The trial is the act presided over by the judge in which the parties present their claims orally and the test is practiced, leaving the lawsuit seen for sentencing.
Trials are the place and the procedural moment where the contradictory written versions of the parties are developed and where the evidence is practiced. The tests that are developed during the trial are the interrogations of the parties (defendant and plaintiff), experts, witnesses, audiovisual projections, oral reports and all those admitted tests.
In this act, the arguments of the parties are presented orally, trying to get the judge or court to pass judgment in favor. The act of the trial ends with the conclusions of each of the parties once the tests have been performed.
When is the trial held?
The appropriate procedural moment for the trial day is set by the court once it understands that it is necessary to hold this oral hearing.
The usual order of a judicial process would be the following:
- Filing of the claim.
- Transfer of the claim to the defendant.
- Answer to the demand.
- Prior Hearing / Hearing.
- Possible resources.
The trial takes place once the contradictory arguments of the parties have been written down. That is, once the practice of the test has been requested, it must be carried out in person and in front of all the parties.
Need for judgment
Not in all judicial processes it is necessary that the trial be held. For example, in those cases where the parties understand that it is not necessary to go to trial since there is no evidence to practice and written arguments are enough, the trial will not be held.
This occurs in verbal trials, which deal with minor issues. The court with the writings will dictate sentence.
Depending on the jurisdiction where the conflict is framed, the development of the judicial act will have a different order.
In civil jurisdiction, the order in which the trial takes place is as follows:
- Practice of the test admitted by the judge with the following order.
- Interrogation of the parties.
- Public and private documents.
- Expert opinion.
- Examination of witnesses.
- Conclusions of the parties, summarizing their claims and the conclusion of the evidence practiced at the hearing.
However, judicial acts can be avoided by negotiation or conciliation prior to the holding of the hearing, which would suspend the hearing by an out-of-court agreement that eliminates the controversy that should be submitted to judicial resolution.
Types of lawsuits
Depending on the jurisdiction in which the conflict is located (civil, criminal, commercial) there are different types of lawsuits.
There are small, verbal or ordinary judgments. It is differentiated by the type of claim that is requested and by the amount of money.
In the case of criminal jurisdiction, there are quick, ordinary trials with a popular jury.
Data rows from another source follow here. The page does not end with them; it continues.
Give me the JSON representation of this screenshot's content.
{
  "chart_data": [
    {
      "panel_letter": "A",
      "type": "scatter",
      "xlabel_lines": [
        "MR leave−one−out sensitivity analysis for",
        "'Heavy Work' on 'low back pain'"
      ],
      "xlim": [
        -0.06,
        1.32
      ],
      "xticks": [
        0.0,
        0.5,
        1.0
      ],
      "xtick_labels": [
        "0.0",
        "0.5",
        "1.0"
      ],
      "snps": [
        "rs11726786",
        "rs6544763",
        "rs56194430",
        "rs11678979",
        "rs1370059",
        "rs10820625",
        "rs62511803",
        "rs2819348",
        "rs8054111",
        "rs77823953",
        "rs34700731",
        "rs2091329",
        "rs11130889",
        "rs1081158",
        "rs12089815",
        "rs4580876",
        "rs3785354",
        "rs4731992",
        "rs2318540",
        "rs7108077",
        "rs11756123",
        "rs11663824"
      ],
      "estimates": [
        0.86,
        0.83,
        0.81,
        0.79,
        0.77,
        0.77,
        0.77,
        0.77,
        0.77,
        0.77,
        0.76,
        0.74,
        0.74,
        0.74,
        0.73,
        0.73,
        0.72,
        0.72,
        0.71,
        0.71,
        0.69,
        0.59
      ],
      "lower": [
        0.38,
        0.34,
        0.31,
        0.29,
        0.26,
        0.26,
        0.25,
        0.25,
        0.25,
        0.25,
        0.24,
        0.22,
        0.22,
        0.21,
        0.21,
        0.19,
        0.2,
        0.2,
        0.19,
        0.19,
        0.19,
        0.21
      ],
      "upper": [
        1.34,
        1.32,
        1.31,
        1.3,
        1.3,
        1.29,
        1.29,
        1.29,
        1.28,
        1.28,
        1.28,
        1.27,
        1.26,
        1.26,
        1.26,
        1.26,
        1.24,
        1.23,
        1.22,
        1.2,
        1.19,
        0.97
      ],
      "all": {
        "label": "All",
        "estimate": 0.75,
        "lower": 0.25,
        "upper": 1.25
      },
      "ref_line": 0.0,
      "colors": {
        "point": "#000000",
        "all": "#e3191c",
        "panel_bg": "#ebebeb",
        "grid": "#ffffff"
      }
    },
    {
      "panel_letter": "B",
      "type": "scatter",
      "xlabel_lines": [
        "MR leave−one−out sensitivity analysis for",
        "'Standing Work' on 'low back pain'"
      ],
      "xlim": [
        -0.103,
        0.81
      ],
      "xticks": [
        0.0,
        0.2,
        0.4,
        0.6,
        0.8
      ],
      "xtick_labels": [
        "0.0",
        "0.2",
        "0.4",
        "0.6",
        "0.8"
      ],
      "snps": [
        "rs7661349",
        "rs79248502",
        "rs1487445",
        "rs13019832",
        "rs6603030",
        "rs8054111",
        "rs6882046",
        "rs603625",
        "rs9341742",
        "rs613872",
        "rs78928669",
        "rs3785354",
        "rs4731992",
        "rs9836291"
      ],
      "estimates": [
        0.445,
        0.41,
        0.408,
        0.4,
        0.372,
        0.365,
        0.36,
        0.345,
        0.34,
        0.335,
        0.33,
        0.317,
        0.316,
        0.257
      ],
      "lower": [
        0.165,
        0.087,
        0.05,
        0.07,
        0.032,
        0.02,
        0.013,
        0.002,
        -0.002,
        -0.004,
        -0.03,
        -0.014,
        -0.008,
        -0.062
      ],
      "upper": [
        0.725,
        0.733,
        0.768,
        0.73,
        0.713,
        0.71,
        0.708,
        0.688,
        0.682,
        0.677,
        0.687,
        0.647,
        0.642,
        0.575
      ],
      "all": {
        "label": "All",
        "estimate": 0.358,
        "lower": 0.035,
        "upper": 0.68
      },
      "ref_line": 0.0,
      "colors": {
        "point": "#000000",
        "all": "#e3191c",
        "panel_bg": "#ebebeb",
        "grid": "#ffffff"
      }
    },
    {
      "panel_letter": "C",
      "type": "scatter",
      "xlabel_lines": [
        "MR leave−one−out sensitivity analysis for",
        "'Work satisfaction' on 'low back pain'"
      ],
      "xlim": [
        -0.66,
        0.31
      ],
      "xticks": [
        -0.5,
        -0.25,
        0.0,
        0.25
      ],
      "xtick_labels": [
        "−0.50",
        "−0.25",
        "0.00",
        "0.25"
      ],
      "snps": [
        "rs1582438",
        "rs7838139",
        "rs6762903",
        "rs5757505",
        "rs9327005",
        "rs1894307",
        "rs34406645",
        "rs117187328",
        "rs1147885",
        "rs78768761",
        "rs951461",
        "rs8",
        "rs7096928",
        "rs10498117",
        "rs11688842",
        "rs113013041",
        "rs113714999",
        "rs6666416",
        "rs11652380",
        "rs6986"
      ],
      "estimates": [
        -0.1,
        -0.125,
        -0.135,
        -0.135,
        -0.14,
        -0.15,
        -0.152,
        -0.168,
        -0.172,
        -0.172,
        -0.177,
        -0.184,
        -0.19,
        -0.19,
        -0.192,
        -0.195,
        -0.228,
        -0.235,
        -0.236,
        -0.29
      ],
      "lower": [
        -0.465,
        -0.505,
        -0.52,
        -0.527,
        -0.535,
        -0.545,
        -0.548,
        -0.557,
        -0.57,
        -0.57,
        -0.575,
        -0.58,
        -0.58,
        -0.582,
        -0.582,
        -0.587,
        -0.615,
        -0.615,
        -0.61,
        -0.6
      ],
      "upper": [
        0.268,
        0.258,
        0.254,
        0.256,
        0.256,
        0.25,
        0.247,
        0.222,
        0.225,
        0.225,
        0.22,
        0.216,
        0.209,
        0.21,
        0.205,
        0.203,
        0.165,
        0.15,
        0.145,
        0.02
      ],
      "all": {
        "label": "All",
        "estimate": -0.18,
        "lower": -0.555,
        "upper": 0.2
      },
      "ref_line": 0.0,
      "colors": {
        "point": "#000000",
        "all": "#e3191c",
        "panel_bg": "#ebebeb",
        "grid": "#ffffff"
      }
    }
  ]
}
The matter makes the difference since in quick trials the commission of minor crimes is solved.
They only solve conflicts related to the public law of the administration and you cannot go without first having exhausted all the available administrative channels.
To arrive at the act of the trial that solve conflicts in the workplace, it is necessary to try a prior conciliation, without which it is not possible to go before the judge.